En fait, même si vous (ou vos informations) apparaissez dans du contenu partagé par une autre personne, Meta utilisera également ces données. « Même si vous n'utilisez pas nos produits ou ne possédez pas de compte, nous pouvons néanmoins traiter des informations vous concernant pour développer et améliorer l'IA chez Meta », précise l'entreprise.
En résumé, Meta a déjà accumulé vos données personnelles.

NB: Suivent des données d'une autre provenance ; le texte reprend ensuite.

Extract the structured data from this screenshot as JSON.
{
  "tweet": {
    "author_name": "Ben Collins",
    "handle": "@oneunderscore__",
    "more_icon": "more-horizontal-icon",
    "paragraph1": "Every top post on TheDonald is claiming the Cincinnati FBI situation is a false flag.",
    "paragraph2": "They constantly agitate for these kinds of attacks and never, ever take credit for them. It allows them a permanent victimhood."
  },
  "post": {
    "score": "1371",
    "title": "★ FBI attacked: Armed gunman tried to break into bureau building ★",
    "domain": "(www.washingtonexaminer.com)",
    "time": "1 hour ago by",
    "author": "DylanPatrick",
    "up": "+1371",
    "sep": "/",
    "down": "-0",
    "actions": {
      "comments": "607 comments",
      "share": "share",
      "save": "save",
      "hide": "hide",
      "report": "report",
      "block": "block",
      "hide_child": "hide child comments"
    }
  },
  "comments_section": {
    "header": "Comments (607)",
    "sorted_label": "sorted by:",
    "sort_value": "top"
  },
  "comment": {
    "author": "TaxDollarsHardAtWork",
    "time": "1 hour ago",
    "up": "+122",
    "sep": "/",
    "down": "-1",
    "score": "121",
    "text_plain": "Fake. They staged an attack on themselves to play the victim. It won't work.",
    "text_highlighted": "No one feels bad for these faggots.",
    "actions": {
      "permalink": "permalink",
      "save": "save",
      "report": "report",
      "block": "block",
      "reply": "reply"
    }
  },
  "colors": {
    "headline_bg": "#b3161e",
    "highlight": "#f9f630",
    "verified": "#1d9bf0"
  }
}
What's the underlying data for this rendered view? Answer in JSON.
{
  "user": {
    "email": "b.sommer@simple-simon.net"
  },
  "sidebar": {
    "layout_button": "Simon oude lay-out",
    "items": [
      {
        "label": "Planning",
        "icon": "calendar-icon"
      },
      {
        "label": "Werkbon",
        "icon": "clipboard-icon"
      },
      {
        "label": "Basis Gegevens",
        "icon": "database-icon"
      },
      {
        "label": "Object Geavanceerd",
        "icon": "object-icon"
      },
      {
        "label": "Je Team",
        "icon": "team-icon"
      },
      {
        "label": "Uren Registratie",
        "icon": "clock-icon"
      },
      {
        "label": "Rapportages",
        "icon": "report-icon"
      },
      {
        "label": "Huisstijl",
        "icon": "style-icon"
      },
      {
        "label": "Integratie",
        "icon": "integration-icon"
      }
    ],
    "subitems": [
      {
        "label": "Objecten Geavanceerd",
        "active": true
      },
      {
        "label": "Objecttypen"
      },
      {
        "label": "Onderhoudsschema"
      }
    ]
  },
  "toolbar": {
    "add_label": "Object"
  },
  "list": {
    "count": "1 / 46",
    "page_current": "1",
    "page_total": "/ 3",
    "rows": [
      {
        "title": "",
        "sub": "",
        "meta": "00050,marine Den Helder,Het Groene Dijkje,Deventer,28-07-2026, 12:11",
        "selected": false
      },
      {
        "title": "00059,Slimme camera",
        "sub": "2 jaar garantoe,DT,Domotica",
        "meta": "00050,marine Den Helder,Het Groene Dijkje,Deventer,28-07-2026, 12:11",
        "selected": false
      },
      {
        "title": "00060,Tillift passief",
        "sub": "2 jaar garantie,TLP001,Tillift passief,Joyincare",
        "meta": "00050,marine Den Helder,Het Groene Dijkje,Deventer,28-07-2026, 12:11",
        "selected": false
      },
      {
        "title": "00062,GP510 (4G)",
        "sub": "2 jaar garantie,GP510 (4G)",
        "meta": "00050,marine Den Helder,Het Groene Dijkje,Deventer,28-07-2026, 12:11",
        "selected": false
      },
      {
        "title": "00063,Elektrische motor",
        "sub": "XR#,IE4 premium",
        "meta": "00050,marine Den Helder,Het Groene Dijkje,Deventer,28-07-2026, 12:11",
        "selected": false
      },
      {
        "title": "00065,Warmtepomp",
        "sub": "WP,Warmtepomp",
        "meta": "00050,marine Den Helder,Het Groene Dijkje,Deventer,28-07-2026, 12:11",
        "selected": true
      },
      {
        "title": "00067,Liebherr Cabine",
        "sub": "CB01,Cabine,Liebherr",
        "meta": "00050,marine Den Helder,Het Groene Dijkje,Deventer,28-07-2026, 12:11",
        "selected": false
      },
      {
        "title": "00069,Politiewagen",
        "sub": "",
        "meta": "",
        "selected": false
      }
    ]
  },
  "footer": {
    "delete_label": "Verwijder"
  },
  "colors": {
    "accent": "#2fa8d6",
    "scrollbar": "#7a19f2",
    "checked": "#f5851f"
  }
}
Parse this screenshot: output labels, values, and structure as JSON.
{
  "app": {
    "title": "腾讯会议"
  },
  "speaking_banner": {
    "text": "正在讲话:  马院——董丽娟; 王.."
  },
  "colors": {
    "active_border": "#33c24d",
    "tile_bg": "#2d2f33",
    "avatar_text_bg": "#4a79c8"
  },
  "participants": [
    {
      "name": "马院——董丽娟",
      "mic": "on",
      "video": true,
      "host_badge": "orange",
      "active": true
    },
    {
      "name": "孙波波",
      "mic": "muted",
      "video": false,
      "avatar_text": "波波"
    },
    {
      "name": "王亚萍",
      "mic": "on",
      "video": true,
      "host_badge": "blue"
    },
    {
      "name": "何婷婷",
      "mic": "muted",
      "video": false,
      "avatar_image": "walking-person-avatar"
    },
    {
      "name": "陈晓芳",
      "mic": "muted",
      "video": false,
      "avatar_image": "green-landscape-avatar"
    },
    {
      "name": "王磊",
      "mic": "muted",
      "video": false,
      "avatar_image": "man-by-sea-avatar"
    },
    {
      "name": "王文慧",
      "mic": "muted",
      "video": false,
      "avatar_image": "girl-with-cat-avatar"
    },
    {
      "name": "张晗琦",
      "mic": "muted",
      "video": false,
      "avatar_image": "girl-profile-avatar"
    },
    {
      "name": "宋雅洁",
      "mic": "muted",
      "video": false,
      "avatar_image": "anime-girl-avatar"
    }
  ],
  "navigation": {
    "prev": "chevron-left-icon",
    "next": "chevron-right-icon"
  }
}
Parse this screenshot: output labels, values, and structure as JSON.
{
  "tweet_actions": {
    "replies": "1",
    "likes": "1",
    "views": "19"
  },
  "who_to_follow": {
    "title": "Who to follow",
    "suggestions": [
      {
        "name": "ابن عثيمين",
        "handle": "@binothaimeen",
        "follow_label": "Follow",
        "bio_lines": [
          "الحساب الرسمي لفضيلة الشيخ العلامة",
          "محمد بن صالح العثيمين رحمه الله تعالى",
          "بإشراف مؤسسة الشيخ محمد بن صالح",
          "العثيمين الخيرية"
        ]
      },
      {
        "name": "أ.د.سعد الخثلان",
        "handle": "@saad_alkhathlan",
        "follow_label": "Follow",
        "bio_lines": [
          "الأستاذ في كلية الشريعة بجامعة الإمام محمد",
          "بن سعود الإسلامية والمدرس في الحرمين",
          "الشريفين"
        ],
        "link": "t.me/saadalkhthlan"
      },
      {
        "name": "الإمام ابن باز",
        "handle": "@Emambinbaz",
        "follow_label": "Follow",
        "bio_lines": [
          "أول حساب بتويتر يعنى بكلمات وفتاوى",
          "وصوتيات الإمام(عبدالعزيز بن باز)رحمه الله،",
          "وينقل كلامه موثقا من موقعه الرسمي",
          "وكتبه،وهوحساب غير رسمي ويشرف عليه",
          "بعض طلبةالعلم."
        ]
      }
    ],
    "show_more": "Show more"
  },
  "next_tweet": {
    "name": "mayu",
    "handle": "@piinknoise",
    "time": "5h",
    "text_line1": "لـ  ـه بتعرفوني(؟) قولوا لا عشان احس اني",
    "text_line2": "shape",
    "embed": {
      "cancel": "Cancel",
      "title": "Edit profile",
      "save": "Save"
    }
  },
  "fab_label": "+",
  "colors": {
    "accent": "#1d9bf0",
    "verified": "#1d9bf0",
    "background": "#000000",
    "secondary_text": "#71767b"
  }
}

Et tout ce qui en sortira sera également pertinent pour l'entraînement de l'IA. La caméra et les lunettes équipées d'un écran servent simplement de canal supplémentaire pour alimenter le « moteur d'entraînement de l'IA » de Meta en données textuelles, audio et visuelles.
Le grand problème de l'IA
Malheureusement, les problèmes ne s'arrêtent pas là. Meta AI , à elle seule, devrait vous donner de nombreuses raisons de rester sur la défensive. Une étude récente sur la sécurité a montré que le chatbot IA de Meta, disponible sur Instagram, WhatsApp et Facebook, donnait des instructions aux « comptes adolescents sur le suicide, l'automutilation et les troubles alimentaires ».
Selon des documents internes consultés par Reuters , les politiques régissant Meta AI permettaient au chatbot de « engager un enfant dans des conversations romantiques ou sensuelles », de créer de fausses informations médicales et de dire aux utilisateurs que les Noirs sont « plus bêtes que les Blancs ».
L'année dernière, peu de temps après que Meta a annoncé qu'elle déployait Meta AI sur ses plateformes sociales, les experts ont averti que le chatbot pourrait aggraver les problèmes existants tels que le contenu extrémiste, les discours de haine et la désinformation nuisible.
Proposer une méta-IA sur des lunettes comme les Ray-Ban Display, sans véritable dispositif de sécurité pour les adolescents ni de contrôle parental, est une véritable bombe à retardement, source de « problèmes de superintelligence personnelle ». Comment les parents peuvent-ils réguler ou surveiller l'utilisation de la méta-IA sur les lunettes connectées ?
Et n'oublions pas les problèmes inhérents aux chatbots génératifs à IA, tels que les hallucinations, les biais, la manipulation, le repli sur soi et les craintes liées à la vie privée, pour n'en citer que quelques-uns. Globalement, les ambitions de Meta concernant les lunettes connectées à IA sont peut-être anodines, mais le produit repose sur un tas de décombres dangereux, au lieu de reposer sur des fondations solides.
Je ne suis pas sûre d'intégrer un jour les Ray-Ban Display à mon quotidien, malgré leurs avantages pratiques. Je serai encore plus méfiante si je vois mes jeunes frères et sœurs, mes amis ou des membres de ma famille les porter, surtout compte tenu de leur attitude traditionnellement indifférente à la vie privée et aux dangers numériques.